There is plenty to be nervous about, but my biggest piece of advice is to focus more on the positives than the negatives. Rather than focusing your attention on, for instance, antisemitic rhetoric that students chanted during a pro-Palestinian encampment, focus your attention on the Jewish community.
I encourage you to be curious about the positive aspects of Jewish life. There are so many questions to ask, and these are only some of them:
Do Jews on campus find safety and solidarity among peers? What does that look like?
What support do Jewish faculty and staff provide?
How do Jewish student leaders support and advocate for their peers?
How big is the Jewish population?
What sort of programming is there?
What ideological diversity exists within the Jewish community?

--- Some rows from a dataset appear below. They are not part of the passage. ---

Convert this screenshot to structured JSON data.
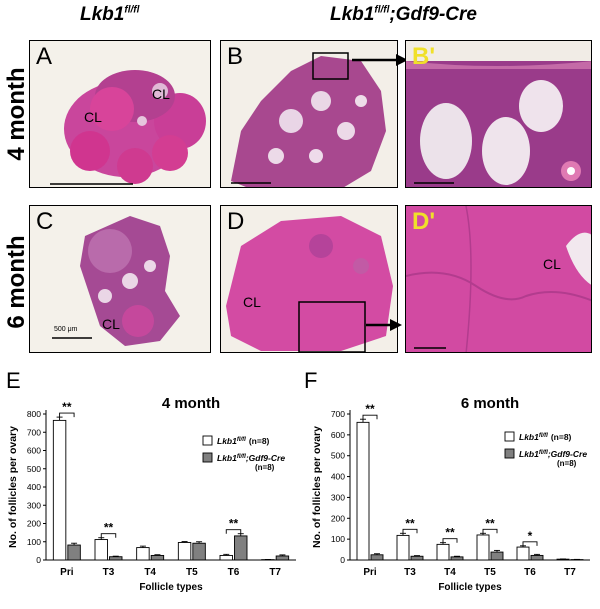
{
  "headers": {
    "col1": {
      "main": "Lkb1",
      "sup": "fl/fl"
    },
    "col2": {
      "main": "Lkb1",
      "sup": "fl/fl",
      "rest": ";Gdf9-Cre"
    },
    "row1": "4 month",
    "row2": "6 month"
  },
  "panels": {
    "A": "A",
    "B": "B",
    "B2": "B'",
    "C": "C",
    "D": "D",
    "D2": "D'",
    "cl": "CL",
    "scale_c": "500 μm"
  },
  "chart_data": [
    {
      "panel_letter": "E",
      "type": "bar",
      "title": "4 month",
      "xlabel": "Follicle types",
      "ylabel": "No. of follicles per ovary",
      "categories": [
        "Pri",
        "T3",
        "T4",
        "T5",
        "T6",
        "T7"
      ],
      "ylim": [
        0,
        800
      ],
      "yticks": [
        0,
        100,
        200,
        300,
        400,
        500,
        600,
        700,
        800
      ],
      "series": [
        {
          "name": "Lkb1fl/fl (n=8)",
          "color": "#ffffff",
          "values": [
            765,
            112,
            68,
            96,
            25,
            2
          ]
        },
        {
          "name": "Lkb1fl/fl;Gdf9-Cre (n=8)",
          "color": "#808080",
          "values": [
            82,
            18,
            25,
            92,
            132,
            22
          ]
        }
      ],
      "errors": [
        [
          18,
          10,
          8,
          5,
          6,
          1
        ],
        [
          10,
          3,
          4,
          8,
          12,
          6
        ]
      ],
      "significance": [
        {
          "category": "Pri",
          "label": "**"
        },
        {
          "category": "T3",
          "label": "**"
        },
        {
          "category": "T6",
          "label": "**"
        }
      ],
      "legend": {
        "items": [
          {
            "main": "Lkb1",
            "sup": "fl/fl",
            "rest": "",
            "n": "(n=8)"
          },
          {
            "main": "Lkb1",
            "sup": "fl/fl",
            "rest": ";Gdf9-Cre",
            "n": "(n=8)"
          }
        ]
      }
    },
    {
      "panel_letter": "F",
      "type": "bar",
      "title": "6 month",
      "xlabel": "Follicle types",
      "ylabel": "No. of follicles per ovary",
      "categories": [
        "Pri",
        "T3",
        "T4",
        "T5",
        "T6",
        "T7"
      ],
      "ylim": [
        0,
        700
      ],
      "yticks": [
        0,
        100,
        200,
        300,
        400,
        500,
        600,
        700
      ],
      "series": [
        {
          "name": "Lkb1fl/fl (n=8)",
          "color": "#ffffff",
          "values": [
            660,
            118,
            75,
            120,
            62,
            4
          ]
        },
        {
          "name": "Lkb1fl/fl;Gdf9-Cre (n=8)",
          "color": "#808080",
          "values": [
            25,
            18,
            15,
            38,
            22,
            2
          ]
        }
      ],
      "errors": [
        [
          15,
          10,
          8,
          8,
          6,
          1
        ],
        [
          5,
          3,
          3,
          8,
          5,
          1
        ]
      ],
      "significance": [
        {
          "category": "Pri",
          "label": "**"
        },
        {
          "category": "T3",
          "label": "**"
        },
        {
          "category": "T4",
          "label": "**"
        },
        {
          "category": "T5",
          "label": "**"
        },
        {
          "category": "T6",
          "label": "*"
        }
      ],
      "legend": {
        "items": [
          {
            "main": "Lkb1",
            "sup": "fl/fl",
            "rest": "",
            "n": "(n=8)"
          },
          {
            "main": "Lkb1",
            "sup": "fl/fl",
            "rest": ";Gdf9-Cre",
            "n": "(n=8)"
          }
        ]
      }
    }
  ]
}
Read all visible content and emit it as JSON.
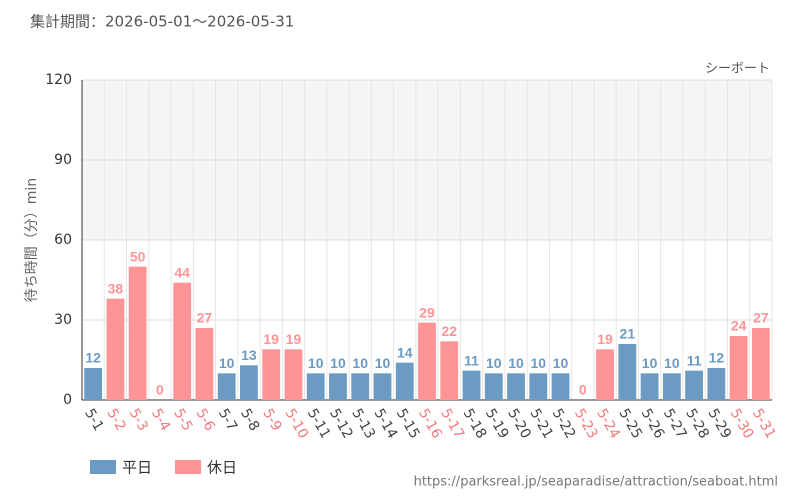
{
  "chart_data": {
    "type": "bar",
    "title": "集計期間：2026-05-01～2026-05-31",
    "annotation": "シーボート",
    "y_label": "待ち時間（分）min",
    "source": "https://parksreal.jp/seaparadise/attraction/seaboat.html",
    "categories": [
      "5-1",
      "5-2",
      "5-3",
      "5-4",
      "5-5",
      "5-6",
      "5-7",
      "5-8",
      "5-9",
      "5-10",
      "5-11",
      "5-12",
      "5-13",
      "5-14",
      "5-15",
      "5-16",
      "5-17",
      "5-18",
      "5-19",
      "5-20",
      "5-21",
      "5-22",
      "5-23",
      "5-24",
      "5-25",
      "5-26",
      "5-27",
      "5-28",
      "5-29",
      "5-30",
      "5-31"
    ],
    "series": [
      {
        "name": "平日",
        "color": "#6b9bc3",
        "values": [
          12,
          null,
          null,
          null,
          null,
          null,
          10,
          13,
          null,
          null,
          10,
          10,
          10,
          10,
          14,
          null,
          null,
          11,
          10,
          10,
          10,
          10,
          null,
          null,
          21,
          10,
          10,
          11,
          12,
          null,
          null
        ]
      },
      {
        "name": "休日",
        "color": "#ff9496",
        "values": [
          null,
          38,
          50,
          0,
          44,
          27,
          null,
          null,
          19,
          19,
          null,
          null,
          null,
          null,
          null,
          29,
          22,
          null,
          null,
          null,
          null,
          null,
          0,
          19,
          null,
          null,
          null,
          null,
          null,
          24,
          27
        ]
      }
    ],
    "ylim": [
      0,
      120
    ],
    "yticks": [
      0,
      30,
      60,
      90,
      120
    ],
    "grid": true,
    "legend": "bottom-left"
  }
}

How does the Jewish community navigate its ideological diversity?
It can be upsetting to witness, but tension and inflammatory rhetoric around the Israeli-Palestinian conflict is not indicative of a rot at the core of the student body. It is unfortunately par for course because the Israeli-Palestinian conflict is prolonged and volatile. It incites strong emotions in those who learn about it.
Jewish students do not need to limit their options because of extremism that exists among a small but vocal portion of the student body. Jewish students can still find belonging in communities where there is tension around the Israeli-Palestinian conflict.